День угасал, когда Ася и Симагин свернули в лес. Снежная крупа тонким слоем припорошила песок и хвою на открытых местах; под огромными елями угрюмо темнели неукрытые бурые пятна. Розовый отсвет неудержимо таял, воздух заполняли прозрачная синяя мгла и тихая печаль не то умирания, не то освобождения. Здесь, вдали от плоского шелестящего простора было потусторонне тихо, и Асе взгрустнулось; Симагин, чувствуя себя виноватым за все, начал придуриваться, как умел, смешить, пытался залезть на дерево, затеял игру в снежки... а стих сложился сам собой после того, как Ася влепила ему нашпигованным песчинками и хвоинками снежком в аккуратно и якобы невзначай подставленную филейную часть.

Возвращались, почти не разговаривая, и были так всеобъемлюще, так по-зимнему нежны друг с другом, что в тот вечер Симагин смог взять ее.

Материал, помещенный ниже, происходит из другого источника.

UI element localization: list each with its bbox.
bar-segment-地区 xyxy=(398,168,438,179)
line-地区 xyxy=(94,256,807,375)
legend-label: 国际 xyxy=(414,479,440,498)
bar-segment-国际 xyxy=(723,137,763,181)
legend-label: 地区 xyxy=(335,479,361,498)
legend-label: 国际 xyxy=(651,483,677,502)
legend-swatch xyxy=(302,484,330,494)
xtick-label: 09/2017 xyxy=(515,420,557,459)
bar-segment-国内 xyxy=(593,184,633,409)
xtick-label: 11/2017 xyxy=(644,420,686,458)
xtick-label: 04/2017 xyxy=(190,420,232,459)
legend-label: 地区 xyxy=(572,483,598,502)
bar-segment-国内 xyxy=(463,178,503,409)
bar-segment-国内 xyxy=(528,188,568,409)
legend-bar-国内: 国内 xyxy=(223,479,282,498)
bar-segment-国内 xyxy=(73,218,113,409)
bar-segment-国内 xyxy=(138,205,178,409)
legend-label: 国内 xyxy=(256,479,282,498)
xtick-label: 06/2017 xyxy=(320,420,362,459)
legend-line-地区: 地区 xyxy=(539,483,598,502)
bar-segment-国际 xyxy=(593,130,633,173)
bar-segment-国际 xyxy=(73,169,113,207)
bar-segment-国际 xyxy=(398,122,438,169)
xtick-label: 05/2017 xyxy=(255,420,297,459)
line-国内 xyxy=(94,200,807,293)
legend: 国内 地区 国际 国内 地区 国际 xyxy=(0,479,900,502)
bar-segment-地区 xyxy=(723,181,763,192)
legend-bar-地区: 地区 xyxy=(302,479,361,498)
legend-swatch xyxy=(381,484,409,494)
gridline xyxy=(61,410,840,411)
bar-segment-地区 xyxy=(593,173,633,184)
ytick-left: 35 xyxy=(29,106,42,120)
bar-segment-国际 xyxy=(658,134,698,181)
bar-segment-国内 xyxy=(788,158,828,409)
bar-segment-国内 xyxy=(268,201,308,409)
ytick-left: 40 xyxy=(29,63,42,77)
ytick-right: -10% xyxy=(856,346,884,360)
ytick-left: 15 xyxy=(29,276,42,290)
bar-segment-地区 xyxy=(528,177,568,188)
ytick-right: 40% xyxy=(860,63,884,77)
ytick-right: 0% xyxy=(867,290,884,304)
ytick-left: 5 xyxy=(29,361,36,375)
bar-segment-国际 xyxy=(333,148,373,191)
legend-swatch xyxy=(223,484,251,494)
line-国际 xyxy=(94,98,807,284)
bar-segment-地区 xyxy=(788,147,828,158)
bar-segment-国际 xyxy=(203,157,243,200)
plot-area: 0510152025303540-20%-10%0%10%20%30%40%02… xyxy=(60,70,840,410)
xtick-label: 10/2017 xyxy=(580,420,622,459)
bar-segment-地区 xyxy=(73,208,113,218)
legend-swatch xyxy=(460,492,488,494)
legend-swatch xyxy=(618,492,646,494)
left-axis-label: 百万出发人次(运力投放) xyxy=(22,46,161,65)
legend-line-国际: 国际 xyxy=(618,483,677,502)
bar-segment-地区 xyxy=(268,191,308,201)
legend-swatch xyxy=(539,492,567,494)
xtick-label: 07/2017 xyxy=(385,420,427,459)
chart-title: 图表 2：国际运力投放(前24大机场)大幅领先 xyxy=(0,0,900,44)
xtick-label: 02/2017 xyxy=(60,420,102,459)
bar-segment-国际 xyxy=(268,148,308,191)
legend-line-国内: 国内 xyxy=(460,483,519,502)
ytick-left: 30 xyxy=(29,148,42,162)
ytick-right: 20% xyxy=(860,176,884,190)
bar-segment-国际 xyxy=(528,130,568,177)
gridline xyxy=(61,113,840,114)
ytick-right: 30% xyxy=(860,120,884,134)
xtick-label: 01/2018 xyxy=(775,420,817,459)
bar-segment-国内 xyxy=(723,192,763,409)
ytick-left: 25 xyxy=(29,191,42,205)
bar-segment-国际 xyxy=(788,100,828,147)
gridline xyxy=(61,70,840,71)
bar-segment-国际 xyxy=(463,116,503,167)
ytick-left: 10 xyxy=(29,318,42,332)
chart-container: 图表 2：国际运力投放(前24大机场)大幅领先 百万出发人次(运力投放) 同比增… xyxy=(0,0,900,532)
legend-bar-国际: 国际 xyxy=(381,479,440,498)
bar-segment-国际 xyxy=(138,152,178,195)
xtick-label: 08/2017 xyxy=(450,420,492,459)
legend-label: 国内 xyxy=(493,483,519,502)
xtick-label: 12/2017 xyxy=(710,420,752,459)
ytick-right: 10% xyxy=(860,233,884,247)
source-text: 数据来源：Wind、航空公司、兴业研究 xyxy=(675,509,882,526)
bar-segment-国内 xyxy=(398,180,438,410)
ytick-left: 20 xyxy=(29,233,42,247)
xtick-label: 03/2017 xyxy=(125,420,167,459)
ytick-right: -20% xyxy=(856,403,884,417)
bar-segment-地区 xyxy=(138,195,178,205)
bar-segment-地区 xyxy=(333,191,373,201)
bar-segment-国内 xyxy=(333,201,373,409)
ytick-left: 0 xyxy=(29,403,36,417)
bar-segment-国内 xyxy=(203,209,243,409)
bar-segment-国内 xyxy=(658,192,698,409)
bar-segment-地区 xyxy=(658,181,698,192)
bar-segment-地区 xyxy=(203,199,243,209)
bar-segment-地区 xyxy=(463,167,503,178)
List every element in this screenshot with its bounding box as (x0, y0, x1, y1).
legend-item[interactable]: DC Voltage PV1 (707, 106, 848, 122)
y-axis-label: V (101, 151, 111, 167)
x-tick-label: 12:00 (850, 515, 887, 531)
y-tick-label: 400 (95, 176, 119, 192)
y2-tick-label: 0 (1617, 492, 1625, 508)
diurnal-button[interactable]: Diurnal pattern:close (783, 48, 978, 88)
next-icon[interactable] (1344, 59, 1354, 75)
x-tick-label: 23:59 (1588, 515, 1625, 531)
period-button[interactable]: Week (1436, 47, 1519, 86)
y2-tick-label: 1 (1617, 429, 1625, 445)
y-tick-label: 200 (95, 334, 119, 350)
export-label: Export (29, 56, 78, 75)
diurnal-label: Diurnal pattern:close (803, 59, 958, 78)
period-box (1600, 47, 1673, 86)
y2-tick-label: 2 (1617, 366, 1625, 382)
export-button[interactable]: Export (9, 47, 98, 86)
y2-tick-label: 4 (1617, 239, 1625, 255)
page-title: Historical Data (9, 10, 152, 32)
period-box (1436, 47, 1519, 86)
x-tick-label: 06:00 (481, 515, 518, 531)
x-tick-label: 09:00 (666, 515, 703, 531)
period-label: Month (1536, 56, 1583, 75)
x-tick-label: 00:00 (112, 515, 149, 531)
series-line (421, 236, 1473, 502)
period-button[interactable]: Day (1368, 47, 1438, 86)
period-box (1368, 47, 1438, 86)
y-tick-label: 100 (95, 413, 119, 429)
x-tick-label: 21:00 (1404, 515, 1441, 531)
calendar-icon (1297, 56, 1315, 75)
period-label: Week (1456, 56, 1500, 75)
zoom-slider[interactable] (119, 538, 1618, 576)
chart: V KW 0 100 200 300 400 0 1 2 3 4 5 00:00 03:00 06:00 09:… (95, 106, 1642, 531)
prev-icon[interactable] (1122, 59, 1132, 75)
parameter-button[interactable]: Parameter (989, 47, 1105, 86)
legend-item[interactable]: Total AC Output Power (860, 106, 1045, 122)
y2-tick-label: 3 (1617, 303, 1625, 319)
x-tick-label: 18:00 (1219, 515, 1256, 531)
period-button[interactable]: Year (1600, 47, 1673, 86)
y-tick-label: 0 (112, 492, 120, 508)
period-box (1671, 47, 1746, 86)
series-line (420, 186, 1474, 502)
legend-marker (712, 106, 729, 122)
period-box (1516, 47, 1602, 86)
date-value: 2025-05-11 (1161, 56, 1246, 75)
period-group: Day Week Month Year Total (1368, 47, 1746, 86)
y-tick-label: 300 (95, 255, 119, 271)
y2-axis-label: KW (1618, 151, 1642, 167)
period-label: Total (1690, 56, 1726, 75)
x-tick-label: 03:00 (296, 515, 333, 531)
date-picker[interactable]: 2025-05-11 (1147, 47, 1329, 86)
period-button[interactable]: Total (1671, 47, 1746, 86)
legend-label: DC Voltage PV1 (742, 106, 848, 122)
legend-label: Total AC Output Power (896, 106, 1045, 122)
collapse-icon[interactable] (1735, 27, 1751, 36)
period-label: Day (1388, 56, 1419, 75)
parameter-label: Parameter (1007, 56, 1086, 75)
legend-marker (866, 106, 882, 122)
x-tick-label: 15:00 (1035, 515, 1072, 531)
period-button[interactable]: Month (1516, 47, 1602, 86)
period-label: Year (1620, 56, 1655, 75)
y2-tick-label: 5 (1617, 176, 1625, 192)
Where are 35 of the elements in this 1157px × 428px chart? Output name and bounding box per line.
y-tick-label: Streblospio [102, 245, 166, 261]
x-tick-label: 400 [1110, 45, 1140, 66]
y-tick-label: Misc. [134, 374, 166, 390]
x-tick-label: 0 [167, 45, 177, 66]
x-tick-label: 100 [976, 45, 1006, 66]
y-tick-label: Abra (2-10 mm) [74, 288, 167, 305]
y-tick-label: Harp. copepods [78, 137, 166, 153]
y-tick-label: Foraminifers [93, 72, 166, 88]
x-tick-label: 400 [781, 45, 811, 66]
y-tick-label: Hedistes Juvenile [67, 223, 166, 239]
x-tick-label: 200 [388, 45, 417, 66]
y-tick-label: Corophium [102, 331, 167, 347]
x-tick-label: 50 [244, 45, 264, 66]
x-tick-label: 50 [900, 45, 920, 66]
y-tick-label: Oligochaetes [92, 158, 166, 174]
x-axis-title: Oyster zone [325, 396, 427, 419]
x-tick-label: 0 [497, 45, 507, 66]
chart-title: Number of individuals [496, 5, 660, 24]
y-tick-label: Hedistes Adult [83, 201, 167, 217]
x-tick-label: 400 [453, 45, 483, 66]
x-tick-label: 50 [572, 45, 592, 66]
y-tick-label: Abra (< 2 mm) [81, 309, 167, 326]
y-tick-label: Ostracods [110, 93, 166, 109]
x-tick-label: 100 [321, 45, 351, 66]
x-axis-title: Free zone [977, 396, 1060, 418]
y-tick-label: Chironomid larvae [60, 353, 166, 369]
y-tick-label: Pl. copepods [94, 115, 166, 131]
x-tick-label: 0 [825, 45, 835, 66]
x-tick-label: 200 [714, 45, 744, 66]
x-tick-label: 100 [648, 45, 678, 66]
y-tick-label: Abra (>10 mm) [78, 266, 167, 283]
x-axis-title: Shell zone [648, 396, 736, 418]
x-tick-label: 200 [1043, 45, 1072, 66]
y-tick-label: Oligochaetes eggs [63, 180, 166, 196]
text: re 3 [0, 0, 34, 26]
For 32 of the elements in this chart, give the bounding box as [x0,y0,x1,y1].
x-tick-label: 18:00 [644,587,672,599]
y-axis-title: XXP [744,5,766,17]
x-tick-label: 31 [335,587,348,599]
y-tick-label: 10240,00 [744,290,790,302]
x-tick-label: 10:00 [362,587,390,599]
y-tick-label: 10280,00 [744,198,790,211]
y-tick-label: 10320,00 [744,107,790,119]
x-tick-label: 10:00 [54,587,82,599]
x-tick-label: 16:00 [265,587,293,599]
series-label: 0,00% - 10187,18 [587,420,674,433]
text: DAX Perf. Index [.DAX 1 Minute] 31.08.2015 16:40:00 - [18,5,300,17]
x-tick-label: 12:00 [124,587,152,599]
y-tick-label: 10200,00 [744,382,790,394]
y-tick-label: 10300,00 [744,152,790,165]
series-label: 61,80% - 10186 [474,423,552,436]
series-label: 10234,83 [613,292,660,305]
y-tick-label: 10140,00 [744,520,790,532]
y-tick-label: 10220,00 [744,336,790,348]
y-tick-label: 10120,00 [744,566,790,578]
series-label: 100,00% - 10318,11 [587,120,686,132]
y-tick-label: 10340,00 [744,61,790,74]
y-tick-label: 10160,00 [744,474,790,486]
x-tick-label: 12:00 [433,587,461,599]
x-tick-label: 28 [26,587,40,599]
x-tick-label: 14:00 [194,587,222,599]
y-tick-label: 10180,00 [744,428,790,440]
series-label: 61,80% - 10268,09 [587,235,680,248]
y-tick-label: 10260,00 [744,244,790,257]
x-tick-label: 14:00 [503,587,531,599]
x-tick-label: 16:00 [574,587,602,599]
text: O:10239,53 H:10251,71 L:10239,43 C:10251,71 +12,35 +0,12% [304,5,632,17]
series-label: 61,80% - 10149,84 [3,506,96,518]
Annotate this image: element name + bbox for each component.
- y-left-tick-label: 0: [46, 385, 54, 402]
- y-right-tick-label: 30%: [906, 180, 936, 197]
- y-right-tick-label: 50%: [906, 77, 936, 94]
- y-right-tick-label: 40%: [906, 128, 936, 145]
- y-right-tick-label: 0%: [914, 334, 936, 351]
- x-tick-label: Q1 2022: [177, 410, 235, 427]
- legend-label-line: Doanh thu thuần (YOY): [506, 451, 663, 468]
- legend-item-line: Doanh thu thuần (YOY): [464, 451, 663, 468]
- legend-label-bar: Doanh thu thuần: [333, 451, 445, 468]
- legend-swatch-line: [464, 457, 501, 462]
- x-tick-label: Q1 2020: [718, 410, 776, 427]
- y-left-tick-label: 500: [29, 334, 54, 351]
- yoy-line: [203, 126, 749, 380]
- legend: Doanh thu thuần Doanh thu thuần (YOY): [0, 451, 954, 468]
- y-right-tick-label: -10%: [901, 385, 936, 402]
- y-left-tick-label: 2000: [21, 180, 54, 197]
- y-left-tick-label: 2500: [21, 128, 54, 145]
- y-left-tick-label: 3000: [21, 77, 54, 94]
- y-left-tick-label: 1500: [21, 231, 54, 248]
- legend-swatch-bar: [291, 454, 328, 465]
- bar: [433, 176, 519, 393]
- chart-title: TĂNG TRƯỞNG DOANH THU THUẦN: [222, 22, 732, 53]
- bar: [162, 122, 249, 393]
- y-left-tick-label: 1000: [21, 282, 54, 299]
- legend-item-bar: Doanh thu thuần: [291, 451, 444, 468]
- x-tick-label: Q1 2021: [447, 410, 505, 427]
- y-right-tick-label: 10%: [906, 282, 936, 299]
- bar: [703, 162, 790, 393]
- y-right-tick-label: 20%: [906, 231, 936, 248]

Вспоминая и улыбаясь, он заснул.


Она некоторое время сидела, не двигаясь, и коротко взглядывала на его мальчишескую спину с выпирающими лопатками и позвонками. Смотреть было нельзя – он хоть и отвернулся, но спал невыносимо чутко. А ей нравилось смотреть. Очень осторожно она легла и укрылась. Как сегодня чудесно. Даю счастье. Никто так не может, одна я. Был хмурый, усталый. И вот засверкал. Ей хотелось еще прильнуть, почувствовать кожу кожей. Он спал. Как он выматывается. Как он красиво спит. Хочу все время быть женщиной. Не просто человеком, который заботливо маячит рядом, – желанной. Всеми желанными. Хочу, чтобы Вербицкий больше не приходил.

Она уснула, и ей снилась радуга. Ася скользила между ее неощутимыми, туманными слоями, сама бесплотная и невесомая, как воздух, и ей казалось, что в детстве она уже бывала здесь, да позабыла дорогу – а теперь нашла и останется уже навсегда среди праздничного великолепия и тишины, тишины...


Отчаянно зевая, Симагин ворвался в лабораторию.

– Аристарх Львович, – позвал он, – я бы хотел поговорить с вами перед запуском. У вас найдется время сейчас?

Математик группы сумрачно поднялся из-за своего стола.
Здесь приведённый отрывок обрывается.